Search code examples
pythonstringpattern-matchingstring-matchingkeyword-search

search keywords efficiently when keywords are multi words


I needs to match a really large list of keywords (>1000000) in a string efficiently using python. I found some really good libraries which try to do this fast:

1) FlashText (https://github.com/vi3k6i5/flashtext)
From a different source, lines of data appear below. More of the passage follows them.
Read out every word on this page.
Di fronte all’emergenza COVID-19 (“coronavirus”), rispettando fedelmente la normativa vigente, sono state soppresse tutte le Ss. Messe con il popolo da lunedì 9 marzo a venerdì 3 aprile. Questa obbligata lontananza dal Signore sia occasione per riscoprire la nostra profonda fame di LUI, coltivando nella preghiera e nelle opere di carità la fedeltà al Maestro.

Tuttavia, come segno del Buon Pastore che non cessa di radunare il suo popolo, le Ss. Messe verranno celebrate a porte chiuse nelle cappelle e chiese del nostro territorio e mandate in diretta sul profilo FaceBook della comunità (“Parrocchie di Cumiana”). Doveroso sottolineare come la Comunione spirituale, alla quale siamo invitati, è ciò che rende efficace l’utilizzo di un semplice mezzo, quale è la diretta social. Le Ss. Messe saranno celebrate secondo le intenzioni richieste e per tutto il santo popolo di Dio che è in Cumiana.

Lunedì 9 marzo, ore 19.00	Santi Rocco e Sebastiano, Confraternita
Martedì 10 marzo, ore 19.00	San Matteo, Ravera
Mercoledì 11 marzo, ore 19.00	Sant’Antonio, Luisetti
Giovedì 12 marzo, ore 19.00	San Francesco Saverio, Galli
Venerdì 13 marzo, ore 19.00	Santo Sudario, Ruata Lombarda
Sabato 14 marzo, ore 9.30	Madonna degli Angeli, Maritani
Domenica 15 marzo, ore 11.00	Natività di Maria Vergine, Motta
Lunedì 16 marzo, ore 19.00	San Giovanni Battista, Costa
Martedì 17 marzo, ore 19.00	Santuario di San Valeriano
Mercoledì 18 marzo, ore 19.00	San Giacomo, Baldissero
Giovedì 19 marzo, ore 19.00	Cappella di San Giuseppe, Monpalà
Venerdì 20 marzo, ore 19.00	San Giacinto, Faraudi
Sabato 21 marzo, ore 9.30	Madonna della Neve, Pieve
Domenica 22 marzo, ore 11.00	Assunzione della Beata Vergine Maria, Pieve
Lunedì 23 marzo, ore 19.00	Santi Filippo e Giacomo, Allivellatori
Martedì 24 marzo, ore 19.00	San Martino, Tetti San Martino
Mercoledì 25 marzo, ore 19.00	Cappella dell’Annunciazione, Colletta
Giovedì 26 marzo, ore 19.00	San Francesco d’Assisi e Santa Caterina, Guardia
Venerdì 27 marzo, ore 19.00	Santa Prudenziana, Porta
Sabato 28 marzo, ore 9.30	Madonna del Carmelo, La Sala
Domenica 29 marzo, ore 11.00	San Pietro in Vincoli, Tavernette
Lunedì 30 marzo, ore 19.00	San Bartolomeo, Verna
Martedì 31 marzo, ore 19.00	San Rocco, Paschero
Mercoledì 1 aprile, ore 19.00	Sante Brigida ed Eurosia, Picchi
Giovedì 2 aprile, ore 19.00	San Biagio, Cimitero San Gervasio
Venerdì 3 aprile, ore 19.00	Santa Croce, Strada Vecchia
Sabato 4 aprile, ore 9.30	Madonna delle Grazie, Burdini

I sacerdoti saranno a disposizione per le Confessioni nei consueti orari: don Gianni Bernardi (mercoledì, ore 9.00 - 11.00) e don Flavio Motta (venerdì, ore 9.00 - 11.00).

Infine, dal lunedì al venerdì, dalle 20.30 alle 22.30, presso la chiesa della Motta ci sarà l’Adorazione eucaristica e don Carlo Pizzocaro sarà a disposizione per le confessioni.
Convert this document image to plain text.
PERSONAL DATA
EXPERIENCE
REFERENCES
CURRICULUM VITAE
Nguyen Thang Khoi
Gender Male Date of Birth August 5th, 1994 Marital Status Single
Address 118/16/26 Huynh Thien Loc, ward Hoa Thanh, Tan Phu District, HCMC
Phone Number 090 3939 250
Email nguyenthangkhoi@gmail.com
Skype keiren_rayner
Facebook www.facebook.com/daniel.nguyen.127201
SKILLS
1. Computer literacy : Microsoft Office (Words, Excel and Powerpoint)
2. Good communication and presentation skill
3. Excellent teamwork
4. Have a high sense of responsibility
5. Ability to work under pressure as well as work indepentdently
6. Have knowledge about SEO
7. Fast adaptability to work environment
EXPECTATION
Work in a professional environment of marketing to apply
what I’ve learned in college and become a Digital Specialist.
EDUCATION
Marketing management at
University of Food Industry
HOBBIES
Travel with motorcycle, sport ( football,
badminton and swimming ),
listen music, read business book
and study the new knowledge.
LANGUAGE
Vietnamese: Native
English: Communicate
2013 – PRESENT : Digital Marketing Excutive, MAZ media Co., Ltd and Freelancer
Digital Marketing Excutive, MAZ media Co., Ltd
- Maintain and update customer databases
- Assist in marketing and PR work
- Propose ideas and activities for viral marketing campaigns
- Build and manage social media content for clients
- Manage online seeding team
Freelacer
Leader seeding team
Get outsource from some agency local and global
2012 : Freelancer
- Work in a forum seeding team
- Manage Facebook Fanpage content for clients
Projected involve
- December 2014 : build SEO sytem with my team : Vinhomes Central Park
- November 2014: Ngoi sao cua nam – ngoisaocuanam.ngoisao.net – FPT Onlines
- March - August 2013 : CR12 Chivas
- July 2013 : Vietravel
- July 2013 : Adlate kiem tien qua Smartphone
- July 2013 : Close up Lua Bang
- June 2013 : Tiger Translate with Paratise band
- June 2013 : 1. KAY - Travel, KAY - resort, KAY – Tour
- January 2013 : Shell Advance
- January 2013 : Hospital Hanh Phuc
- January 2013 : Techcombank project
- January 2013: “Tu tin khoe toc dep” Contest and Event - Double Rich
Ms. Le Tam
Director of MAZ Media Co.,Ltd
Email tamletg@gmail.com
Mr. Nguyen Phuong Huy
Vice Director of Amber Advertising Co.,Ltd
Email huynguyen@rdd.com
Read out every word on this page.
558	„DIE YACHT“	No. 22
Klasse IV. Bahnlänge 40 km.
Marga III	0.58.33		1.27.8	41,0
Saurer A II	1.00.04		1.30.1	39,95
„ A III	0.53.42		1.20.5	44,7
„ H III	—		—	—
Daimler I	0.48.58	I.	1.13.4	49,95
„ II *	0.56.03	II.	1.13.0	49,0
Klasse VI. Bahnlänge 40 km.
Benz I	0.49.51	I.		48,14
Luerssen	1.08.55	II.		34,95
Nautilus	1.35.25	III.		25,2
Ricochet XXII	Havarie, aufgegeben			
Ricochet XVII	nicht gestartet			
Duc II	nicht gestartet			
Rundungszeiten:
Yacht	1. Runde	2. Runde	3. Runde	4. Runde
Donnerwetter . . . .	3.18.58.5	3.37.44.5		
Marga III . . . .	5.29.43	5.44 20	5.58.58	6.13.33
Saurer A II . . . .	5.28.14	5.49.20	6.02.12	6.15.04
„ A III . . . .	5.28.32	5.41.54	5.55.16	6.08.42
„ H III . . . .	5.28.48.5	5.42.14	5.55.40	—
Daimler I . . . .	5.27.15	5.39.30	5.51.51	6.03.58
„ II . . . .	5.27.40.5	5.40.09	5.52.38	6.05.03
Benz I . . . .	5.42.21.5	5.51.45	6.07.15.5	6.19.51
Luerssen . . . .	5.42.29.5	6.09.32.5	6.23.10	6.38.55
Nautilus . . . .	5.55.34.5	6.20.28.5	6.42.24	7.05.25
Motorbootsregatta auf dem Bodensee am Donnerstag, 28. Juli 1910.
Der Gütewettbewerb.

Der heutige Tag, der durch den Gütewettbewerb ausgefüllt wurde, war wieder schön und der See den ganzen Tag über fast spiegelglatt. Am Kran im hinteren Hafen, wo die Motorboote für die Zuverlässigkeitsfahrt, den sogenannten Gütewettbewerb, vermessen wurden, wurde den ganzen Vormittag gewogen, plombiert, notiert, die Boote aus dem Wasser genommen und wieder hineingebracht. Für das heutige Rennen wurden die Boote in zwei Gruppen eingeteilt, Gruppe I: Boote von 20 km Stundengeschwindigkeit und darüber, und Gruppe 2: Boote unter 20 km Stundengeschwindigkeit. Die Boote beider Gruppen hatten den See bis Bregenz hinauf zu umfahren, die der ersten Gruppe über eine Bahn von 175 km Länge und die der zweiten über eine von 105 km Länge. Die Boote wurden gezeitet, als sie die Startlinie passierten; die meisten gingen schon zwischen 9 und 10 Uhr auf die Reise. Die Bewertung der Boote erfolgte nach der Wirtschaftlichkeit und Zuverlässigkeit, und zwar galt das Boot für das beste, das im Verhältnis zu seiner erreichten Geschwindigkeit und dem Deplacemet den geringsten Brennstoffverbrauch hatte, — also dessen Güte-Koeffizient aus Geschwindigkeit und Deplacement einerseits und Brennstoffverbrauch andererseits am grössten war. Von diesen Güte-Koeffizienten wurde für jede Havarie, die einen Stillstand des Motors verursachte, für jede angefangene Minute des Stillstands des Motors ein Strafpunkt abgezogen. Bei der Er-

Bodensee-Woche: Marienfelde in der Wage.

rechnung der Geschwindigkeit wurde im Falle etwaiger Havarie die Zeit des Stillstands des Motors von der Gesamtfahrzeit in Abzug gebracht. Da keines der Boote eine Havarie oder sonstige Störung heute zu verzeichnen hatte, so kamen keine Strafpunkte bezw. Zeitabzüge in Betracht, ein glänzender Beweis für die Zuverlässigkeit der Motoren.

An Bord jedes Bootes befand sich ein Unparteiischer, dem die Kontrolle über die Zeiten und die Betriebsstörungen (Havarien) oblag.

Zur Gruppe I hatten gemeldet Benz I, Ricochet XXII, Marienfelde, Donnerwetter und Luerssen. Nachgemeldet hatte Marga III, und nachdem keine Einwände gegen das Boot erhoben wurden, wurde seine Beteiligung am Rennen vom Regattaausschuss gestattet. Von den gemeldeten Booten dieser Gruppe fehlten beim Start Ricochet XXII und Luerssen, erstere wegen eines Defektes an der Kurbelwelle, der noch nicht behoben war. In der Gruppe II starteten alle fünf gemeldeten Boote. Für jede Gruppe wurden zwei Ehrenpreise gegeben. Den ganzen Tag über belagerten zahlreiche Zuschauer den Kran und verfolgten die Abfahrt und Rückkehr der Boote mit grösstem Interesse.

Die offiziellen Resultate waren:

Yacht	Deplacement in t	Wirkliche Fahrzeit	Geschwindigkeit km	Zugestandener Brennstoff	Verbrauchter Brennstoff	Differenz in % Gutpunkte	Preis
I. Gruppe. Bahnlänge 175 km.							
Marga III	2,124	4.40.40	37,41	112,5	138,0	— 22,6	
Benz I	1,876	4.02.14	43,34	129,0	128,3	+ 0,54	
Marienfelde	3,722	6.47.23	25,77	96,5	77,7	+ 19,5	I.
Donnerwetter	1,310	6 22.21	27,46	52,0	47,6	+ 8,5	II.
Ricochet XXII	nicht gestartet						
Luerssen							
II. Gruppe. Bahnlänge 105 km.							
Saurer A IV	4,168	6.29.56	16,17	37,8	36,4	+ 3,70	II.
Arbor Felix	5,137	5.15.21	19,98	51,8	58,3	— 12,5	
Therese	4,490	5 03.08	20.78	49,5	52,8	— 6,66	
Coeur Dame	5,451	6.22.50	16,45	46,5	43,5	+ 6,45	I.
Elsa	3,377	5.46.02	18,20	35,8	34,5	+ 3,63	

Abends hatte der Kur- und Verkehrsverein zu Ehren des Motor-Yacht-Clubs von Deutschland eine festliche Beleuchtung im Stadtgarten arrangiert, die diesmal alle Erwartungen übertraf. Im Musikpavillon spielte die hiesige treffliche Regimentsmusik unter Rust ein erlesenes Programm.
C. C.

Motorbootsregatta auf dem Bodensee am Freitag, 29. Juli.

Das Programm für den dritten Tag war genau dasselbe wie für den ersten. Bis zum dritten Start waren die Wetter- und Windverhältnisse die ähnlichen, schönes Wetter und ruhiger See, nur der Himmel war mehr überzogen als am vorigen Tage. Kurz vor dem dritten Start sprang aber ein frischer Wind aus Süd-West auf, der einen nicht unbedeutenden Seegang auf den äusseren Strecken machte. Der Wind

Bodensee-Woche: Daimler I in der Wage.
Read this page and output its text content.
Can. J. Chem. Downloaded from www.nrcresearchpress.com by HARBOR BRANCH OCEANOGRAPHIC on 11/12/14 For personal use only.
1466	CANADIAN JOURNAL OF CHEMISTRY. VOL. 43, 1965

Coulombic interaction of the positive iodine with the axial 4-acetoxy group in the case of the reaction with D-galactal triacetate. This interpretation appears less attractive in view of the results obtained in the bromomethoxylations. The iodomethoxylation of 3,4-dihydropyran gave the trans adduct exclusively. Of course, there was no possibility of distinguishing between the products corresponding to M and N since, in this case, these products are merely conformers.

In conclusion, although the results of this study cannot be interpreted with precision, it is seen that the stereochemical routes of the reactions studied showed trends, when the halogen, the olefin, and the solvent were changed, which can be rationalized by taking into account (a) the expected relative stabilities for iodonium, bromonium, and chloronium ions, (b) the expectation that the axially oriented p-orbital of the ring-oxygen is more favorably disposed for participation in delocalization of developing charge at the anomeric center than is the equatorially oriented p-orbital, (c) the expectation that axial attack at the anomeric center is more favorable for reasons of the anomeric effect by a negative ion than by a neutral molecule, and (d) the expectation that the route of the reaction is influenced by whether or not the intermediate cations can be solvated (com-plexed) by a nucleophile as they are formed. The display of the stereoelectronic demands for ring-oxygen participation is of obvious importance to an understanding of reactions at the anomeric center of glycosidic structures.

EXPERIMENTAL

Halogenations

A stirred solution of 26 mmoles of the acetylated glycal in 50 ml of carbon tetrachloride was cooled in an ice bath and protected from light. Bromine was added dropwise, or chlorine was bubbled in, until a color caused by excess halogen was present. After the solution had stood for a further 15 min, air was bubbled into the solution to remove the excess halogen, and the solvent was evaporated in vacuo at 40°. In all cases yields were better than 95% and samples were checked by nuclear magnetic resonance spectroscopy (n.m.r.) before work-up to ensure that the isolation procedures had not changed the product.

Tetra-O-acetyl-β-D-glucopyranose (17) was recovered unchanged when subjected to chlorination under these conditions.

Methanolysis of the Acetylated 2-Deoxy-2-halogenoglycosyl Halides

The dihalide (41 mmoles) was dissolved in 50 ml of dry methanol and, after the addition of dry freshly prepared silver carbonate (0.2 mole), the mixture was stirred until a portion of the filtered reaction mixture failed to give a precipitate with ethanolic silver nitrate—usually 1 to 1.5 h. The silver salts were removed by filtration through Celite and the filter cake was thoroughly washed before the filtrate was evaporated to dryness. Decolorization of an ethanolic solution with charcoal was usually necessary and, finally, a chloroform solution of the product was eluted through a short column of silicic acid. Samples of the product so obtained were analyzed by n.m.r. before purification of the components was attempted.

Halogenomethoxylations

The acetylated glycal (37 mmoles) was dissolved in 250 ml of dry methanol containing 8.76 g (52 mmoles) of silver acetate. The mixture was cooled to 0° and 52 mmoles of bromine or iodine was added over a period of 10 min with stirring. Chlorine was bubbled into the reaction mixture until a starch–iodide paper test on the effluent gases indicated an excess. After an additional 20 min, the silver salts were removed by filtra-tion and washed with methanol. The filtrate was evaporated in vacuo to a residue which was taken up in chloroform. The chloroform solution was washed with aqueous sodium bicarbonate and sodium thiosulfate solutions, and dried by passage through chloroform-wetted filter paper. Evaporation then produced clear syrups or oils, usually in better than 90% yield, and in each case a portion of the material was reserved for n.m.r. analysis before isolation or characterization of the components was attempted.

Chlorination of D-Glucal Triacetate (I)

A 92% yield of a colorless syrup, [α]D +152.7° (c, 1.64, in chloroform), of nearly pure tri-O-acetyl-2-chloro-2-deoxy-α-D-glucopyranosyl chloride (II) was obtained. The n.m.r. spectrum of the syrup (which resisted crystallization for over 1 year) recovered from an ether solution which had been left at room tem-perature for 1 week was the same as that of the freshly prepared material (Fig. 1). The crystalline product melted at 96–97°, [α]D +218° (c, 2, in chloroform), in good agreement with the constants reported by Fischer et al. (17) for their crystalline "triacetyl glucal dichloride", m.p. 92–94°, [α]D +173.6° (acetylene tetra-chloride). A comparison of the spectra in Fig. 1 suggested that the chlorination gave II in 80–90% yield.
2) Aho-Corasick Algorithm etc.

However I have a peculiar requirement: In my context a keyword say 'XXXX YYYY' should return a match if my string is ' XXXX is a very good indication of YYYY'. Note here that 'XXXX YYYY' is not occuring as a substring but XXXX and YYYY are present in the string and this is good enough for me for a match.

I know how to do it naively. What I am looking for is efficiency, any more good libraries for this?


Solution

  • What you ask sound like a full text search task. There's Python search package called whoosh. @derek's corpus can be indexed and searched in memory like the following.

    from whoosh.filedb.filestore import RamStorage
    from whoosh.qparser import QueryParser
    from whoosh import fields
    
    
    texts = [
        "Here's a sentence with dog and apple in it",
        "Here's a sentence with dog and poodle in it",
        "Here's a sentence with poodle and apple in it",
        "Here's a dog with and apple and a poodle in it",
        "Here's an apple with a dog to show that order is irrelevant"
    ]
    
    schema = fields.Schema(text=fields.TEXT(stored=True))
    storage = RamStorage()
    index = storage.create_index(schema)
    storage.open_index()
    
    writer = index.writer()
    for t in texts:
        writer.add_document(text = t)
    writer.commit()
    
    query = QueryParser('text', schema).parse('dog apple')
    results = index.searcher().search(query)
    
    for r in results:
        print(r)
    

    This produces:

    <Hit {'text': "Here's a sentence with dog and apple in it"}>
    <Hit {'text': "Here's a dog with and apple and a poodle in it"}>
    <Hit {'text': "Here's an apple with a dog to show that order is irrelevant"}>
    

    You can also persist your index using FileStorage as described in How to index documents.